HOUSTON, Texas – They’ve hovered around the .500 mark, been in the middle of the pack, chugged along, quietly going about the hard work of fixing problems, gutting through injuries, and bolstering weak spots.
Generally winning by thin margins with low scores, they haven’t been a team to make opposing goalies quake. But they lose by even thinner margins, with 7 of their 10 losses coming by only one goal. Which is to say, they are relentlessly competitive, even when they are out-skilled.
And at least offensively, they are often out-skilled. Their top scorer, Jean-Michael Daoust, is a rather deep 85th in the league in points at 14 (5 goals). Jon DiSalvatore is the only other Aero cracking the top 100 with 3 goals and 11 assists.
In total contrast to last season‘s rollercoaster team, they are consistent. Every night, they grind out a disciplined, hardnosed game with an emphasis on defense, but plenty of freedom to create offensive chances, which they do in spades.

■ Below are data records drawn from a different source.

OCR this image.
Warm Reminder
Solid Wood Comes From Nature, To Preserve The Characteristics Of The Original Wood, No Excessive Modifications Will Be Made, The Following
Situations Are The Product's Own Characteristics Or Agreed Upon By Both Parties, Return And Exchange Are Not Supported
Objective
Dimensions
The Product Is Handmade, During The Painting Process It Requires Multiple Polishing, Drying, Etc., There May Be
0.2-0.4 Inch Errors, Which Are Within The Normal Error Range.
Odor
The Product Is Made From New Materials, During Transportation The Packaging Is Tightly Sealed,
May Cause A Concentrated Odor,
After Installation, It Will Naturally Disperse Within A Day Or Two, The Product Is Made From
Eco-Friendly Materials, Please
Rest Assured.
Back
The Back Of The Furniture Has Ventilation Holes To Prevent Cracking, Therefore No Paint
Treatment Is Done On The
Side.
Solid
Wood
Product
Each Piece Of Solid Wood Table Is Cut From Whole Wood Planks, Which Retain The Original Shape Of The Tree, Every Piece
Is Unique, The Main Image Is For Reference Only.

It’s just that, apart from a three-game stretch in early November where they outscored opponents 15-3, those chances almost never go in the net.

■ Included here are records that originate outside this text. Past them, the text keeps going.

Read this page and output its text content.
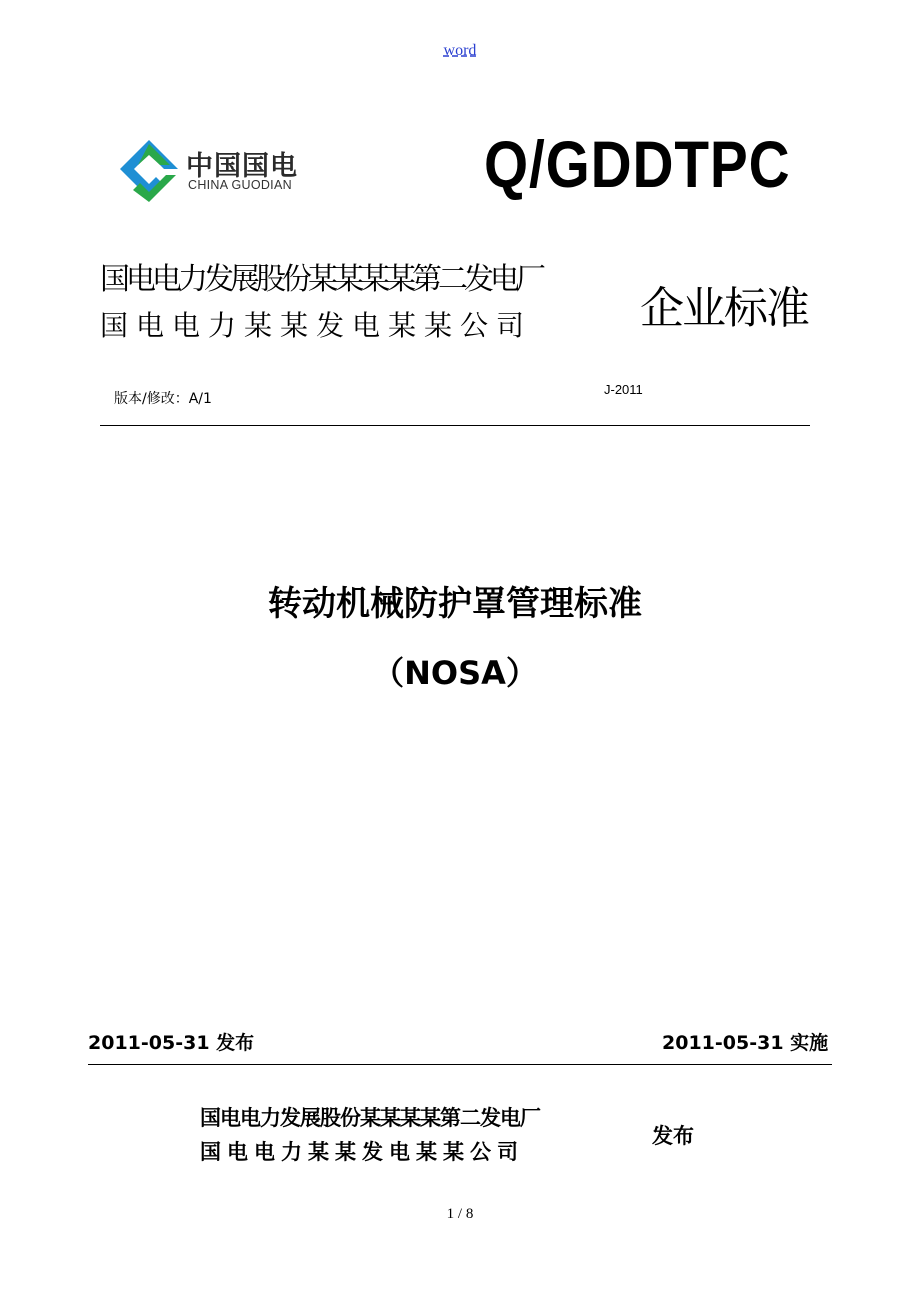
word
中国国电
CHINA GUODIAN	Q/GDDTPC
国电电力发展股份某某某某第二发电厂
国电电力某某发电某某公司 企业标准
版本/修改：A/1
J-2011
转动机械防护罩管理标准
（NOSA）
2011-05-31 发布	2011-05-31 实施
国电电力发展股份某某某某第二发电厂
国电电力某某发电某某公司
发布
1 / 8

“We’ve got to get results there. Guys have got to finish the job,” said coach Kevin Constantine. “That’s a point of hockey where, for me, you hand that over to the players. I can’t coach, and we wouldn’t want to try to coach, ‘Hey, you’ve got a 2 on 1. What exactly are you going to try to do?’ We leave that to give the players some offensive freedom when they get their scoring chances.”
Injuries with the parent club Minnesota Wild have hamstrung the Aeros offense even further. Robbie Earl was leading the team in scoring when he was called up to the Wild for several weeks, and others like Danny Irmen, Nathan Smith, and Jaime Sifers have had more brief stints with the club.
And longer term injuries in Houston have also put a dent in the playable roster, as Cody Almond, JP Testwuide, and Andy Hilbert have been out for long stretches and have yet to return.
Natural defensemen Brandon Rogers and Jamie Fraser have both spent considerable time playing forward to bridge the gaps, and off-season Aeros signee Brandon Buck, who had been assigned to ECHL Florida during training camp, was recalled to help out.
For a long stretch, every healthy body was on the ice every night, with many of those bodies not all that healthy, Constantine calling it, “All hands on deck.”
But a trickle of healthy bodies in Minnesota and Houston has started to return rosters at both ends of the organization closer to what was envisioned at the start of the season.
In contrast to most of the rest of the team, one position that actually has been a little flashier and quite stable is in goal. Anton Khudobin quickly earned the #1 spot and has stats that put him second in the league with a 9-4-1 record and a trim 1.59 GAA and 0.934 save percentage. Further, Khudobin earned his fourth shutout of the year on the road against Hamilton last week.
Behind him, Wade Dubielewicz, who came into the organization expecting to back up Niklas Backstrom in Minnesota and is now backing up Khudobin in Houston, has done nothing but improve as the season has progressed.
In spite of a 1-3-0 record in November, he sports a stingy 1.60 GAA and 0.932 save percentage for the same period, which in general points to the Aeros inability to provide goal support.
The Aeros enter December on an uptick having finished a three-game road trip earning 5 of a possible 6 standings points available to them. And they face a relatively painless December schedule, as most of it will be spent on home ice.
This week, the team will play a home-and-home series with San Antonio, starting in Houston with a rare weekday game on Thursday morning in front of thousands of Houston-area school children.
Other notes:
The Aeros finally ended a stretch of 45 power play opportunities without scoring a goal. Since then, they’re slowly climbing out of the basement and ranked 24th in the league on the power play.
The penalty kill, on the other hand, is second in the league, having allowed only 6 power play goals in 24 games.
The team currently sits alone in second place in the West Division, but only 7th in the Western Conference. The North Division is deep with teams that are dominating the league in the first quarter of the season.
Finally healthy after nearly 9 months of repeated false starts on a fractured foot, Barry Brust has returned to playing, but still has yet to play a game in an Aeros uniform since last April. He was assigned instead to ECHL Florida to get playing time and conditioning. He’s currently 3-1-0-1 with the Everblades, and no indication of the length of his assignment to Florida has been provided by either team.